Après l’un des pires mois de décembre pour les marchés financiers depuis plus de dix ans, voici maintenant l’un des meilleurs mois de janvier : +7,87 % pour le S&P500 après -9,18 % en décembre, +15,04 % pour le prix du baril de pétrole après -8,36 % en décembre, avec des comportements similaires pour la majorité des actifs risqués.

Le changement de ton de la part de la réserve fédérale américaine a joué un rôle prépondérant dans ce retournement du sentiment de marché, comme cela avait d’ailleurs été le cas en septembre et en décembre. Avec un peu de recul, certains pourraient d’ailleurs penser que la Fed a éteint le feu qu’elle avait elle-même allumé en septembre quand elle disait vouloir aller "bien au-delà du taux neutre".

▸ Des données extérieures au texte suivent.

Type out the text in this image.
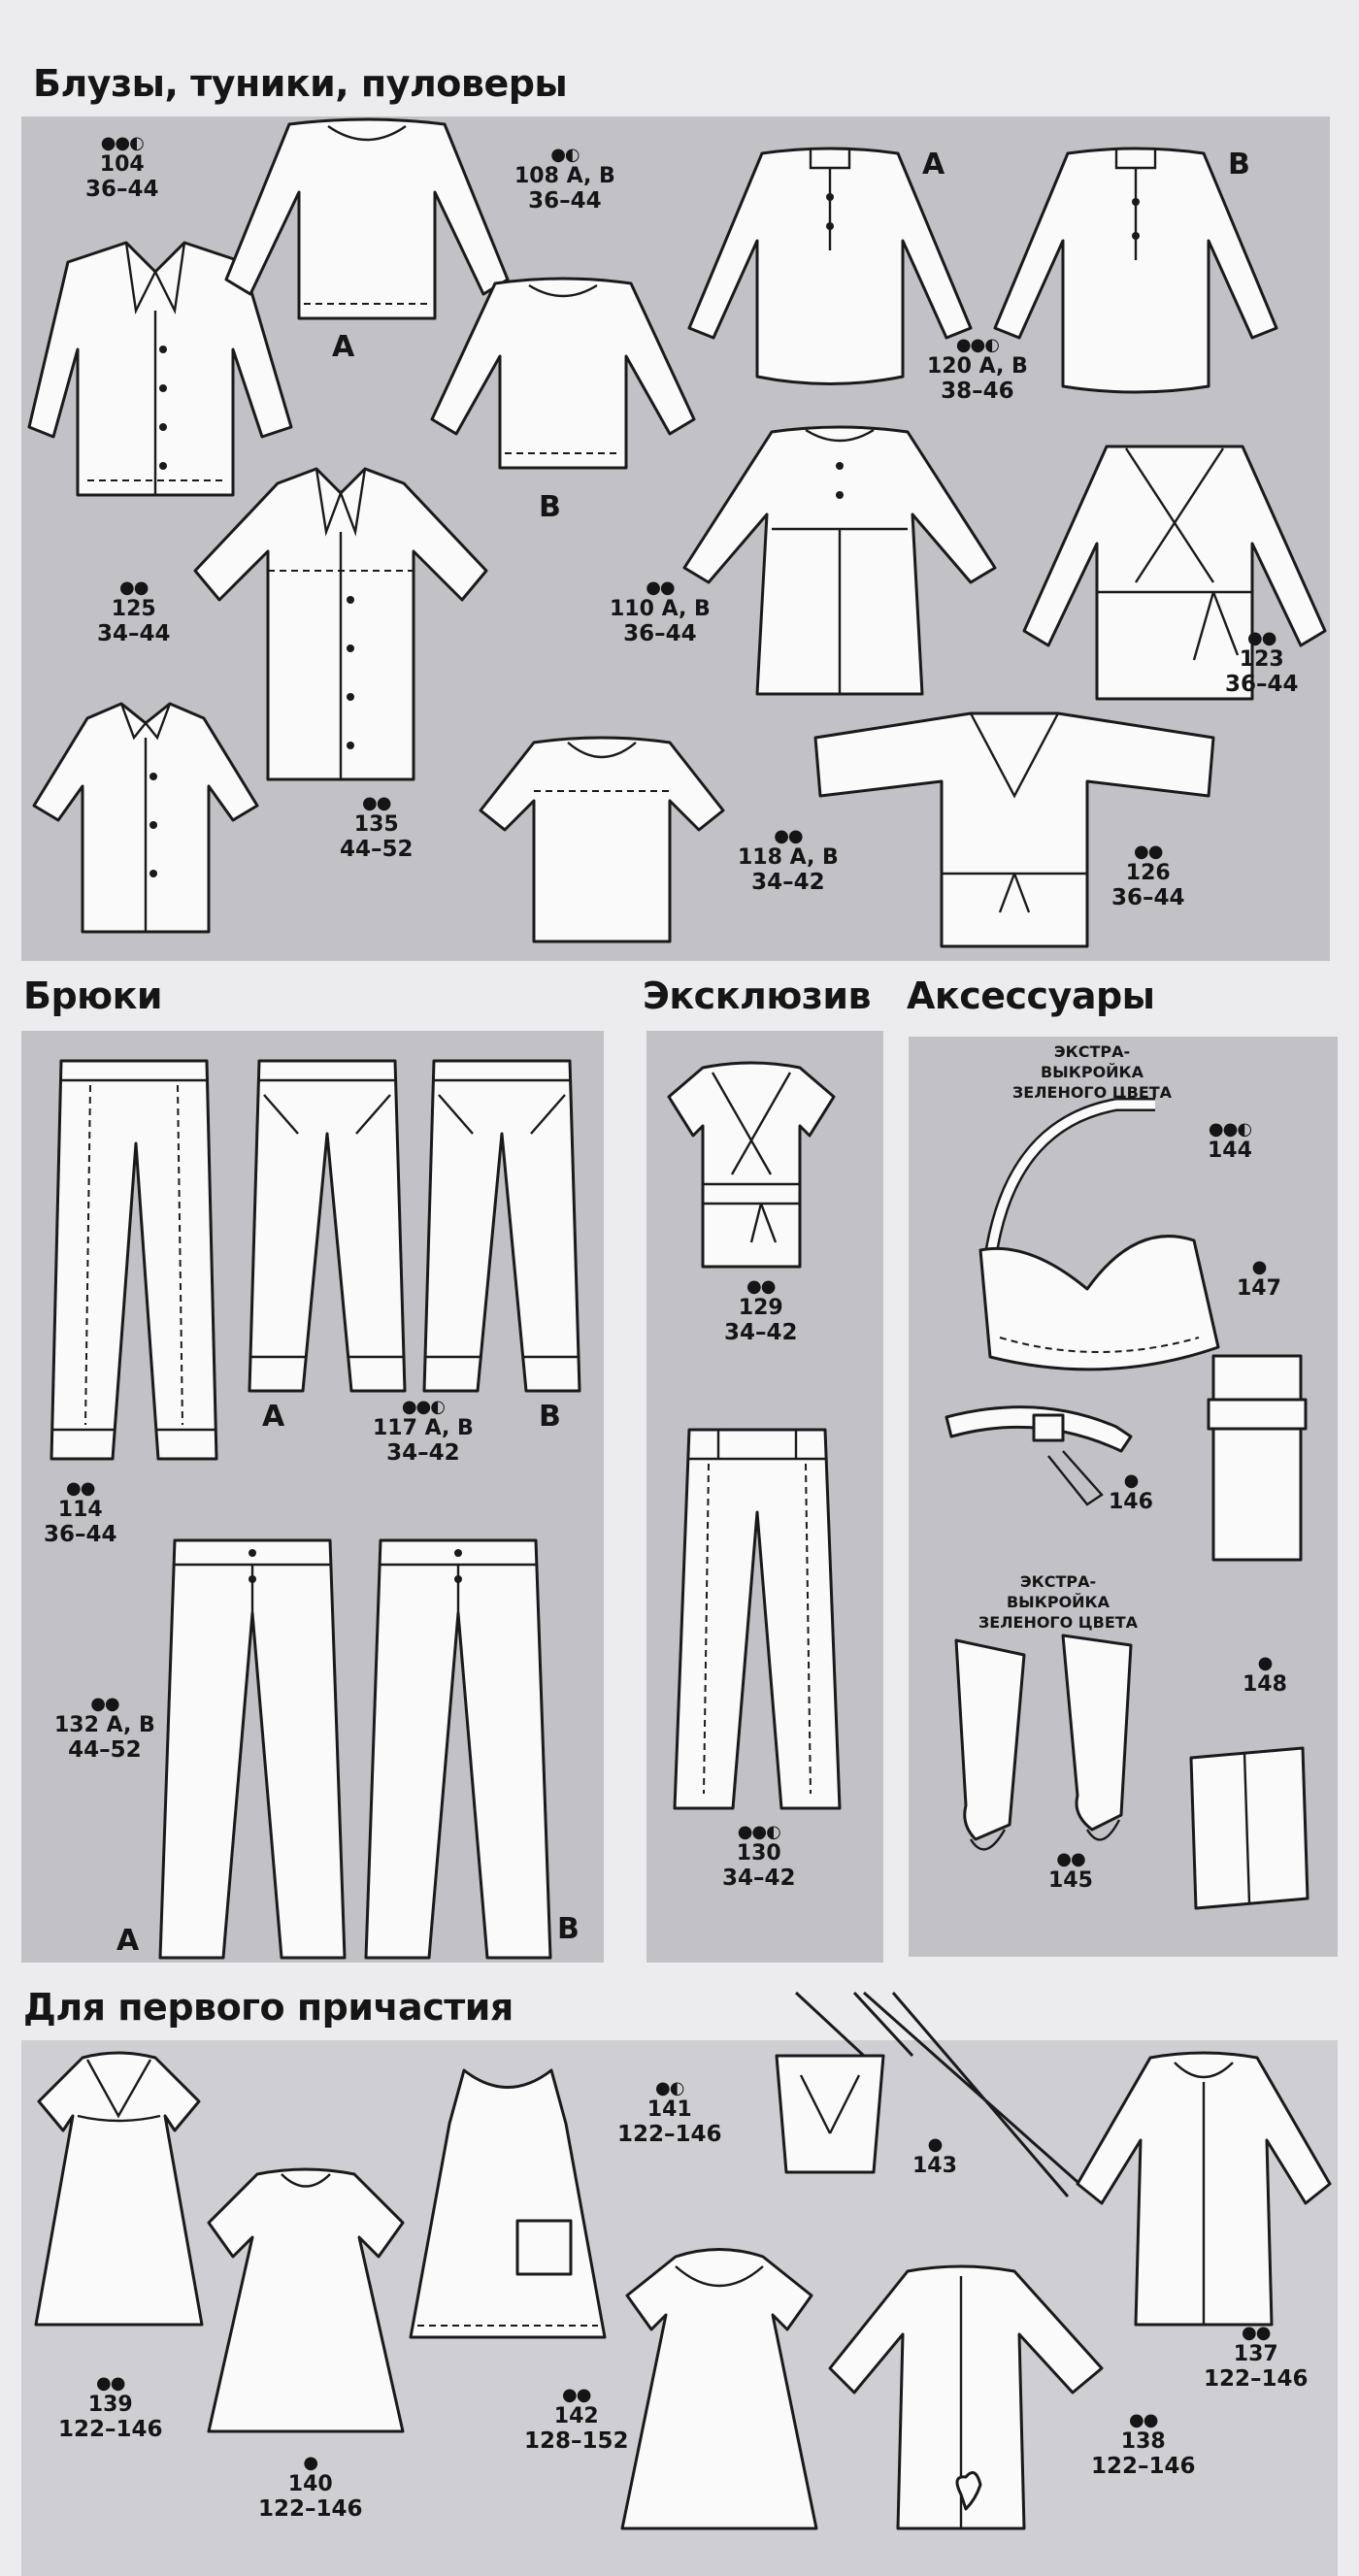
Блузы, туники, пуловеры
●●◐
104
36–44
A
●◐
108 A, B
36–44
B
A	B
●●◐
120 A, B
38–46
●●
135
44–52
●●
125
34–44
●●
110 A, B
36–44	●●
123
36–44
●●
118 A, B
34–42
●●
126
36–44
Брюки
●●
114
36–44
A	B
●●◐
117 A, B
34–42
●●
132 A, B
44–52
A	B
Эксклюзив
●●
129
34–42
●●◐
130
34–42
Аксессуары
ЭКСТРА-ВЫКРОЙКА ЗЕЛЕНОГО ЦВЕТА
●●◐
144
●
147
●
146
ЭКСТРА-ВЫКРОЙКА ЗЕЛЕНОГО ЦВЕТА
●●
145
●
148
Для первого причастия
●●
139
122–146
●
140
122–146
●●
142
128–152
●◐
141
122–146	●
143
●●
138
122–146
●●
137
122–146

Il n’empêche que la communication extrêmement accommodante de M. Powell et de l’ensemble des représentants de la Fed, en particulier en ce qui concerne la réduction du bilan de celle-ci, a largement contribué à rassurer les marchés. Ces derniers peuvent reprendre leur marche en avant tranquillement, la prochaine hausse de taux n’interviendra pas avant la fin du premier semestre, au plus tôt.

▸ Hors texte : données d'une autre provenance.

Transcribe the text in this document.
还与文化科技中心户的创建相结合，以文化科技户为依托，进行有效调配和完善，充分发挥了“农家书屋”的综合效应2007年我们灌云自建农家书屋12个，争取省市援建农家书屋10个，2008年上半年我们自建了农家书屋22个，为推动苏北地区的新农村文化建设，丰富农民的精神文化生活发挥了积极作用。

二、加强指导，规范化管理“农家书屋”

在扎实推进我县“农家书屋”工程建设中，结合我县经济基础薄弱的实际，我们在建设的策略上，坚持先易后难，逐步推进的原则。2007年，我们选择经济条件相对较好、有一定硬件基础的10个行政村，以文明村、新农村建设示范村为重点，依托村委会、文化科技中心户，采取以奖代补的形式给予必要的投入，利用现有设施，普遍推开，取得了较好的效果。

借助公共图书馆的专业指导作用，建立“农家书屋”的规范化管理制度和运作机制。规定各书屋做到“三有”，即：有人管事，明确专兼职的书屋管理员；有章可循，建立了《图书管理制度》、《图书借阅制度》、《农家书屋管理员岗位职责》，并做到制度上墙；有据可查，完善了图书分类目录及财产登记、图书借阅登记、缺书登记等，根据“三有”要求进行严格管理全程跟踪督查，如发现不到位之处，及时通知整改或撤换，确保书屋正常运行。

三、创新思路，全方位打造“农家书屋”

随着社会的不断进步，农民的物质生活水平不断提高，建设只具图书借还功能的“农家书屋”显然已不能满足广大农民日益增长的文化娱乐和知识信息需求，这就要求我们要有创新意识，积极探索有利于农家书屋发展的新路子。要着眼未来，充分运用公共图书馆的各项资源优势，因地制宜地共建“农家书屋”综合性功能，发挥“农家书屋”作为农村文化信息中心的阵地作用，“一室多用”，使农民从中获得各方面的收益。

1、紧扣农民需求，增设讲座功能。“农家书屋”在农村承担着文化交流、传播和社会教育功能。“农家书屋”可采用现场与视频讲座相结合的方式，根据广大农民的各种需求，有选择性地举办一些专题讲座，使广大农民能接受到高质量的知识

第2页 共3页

Un autre paramètre à prendre en compte pour comprendre le comportement des marchés sur le mois de janvier est sans doute la "sur réaction" de ces derniers durant le quatrième trimestre de l’année dernière, en particulier en fin d’année, dans des marchés devenus peu liquides. Impact des stratégies systématiques qui amplifient les mouvements de marchés ? Capitulation des investisseurs institutionnels et particuliers après une hausse historiquement longue des actions américaines ? Quelles que soient la ou les raisons, les indicateurs que nous suivons montrent tous que les flux à destination des actifs non risqués (obligations Etat "core", monétaire) ont été historiquement très importants en fin d’année, ce qui explique en partie le rebond du mois de janvier.

D’autres facteurs, plus fondamentaux, ont par ailleurs permis à ce rebond de se poursuivre.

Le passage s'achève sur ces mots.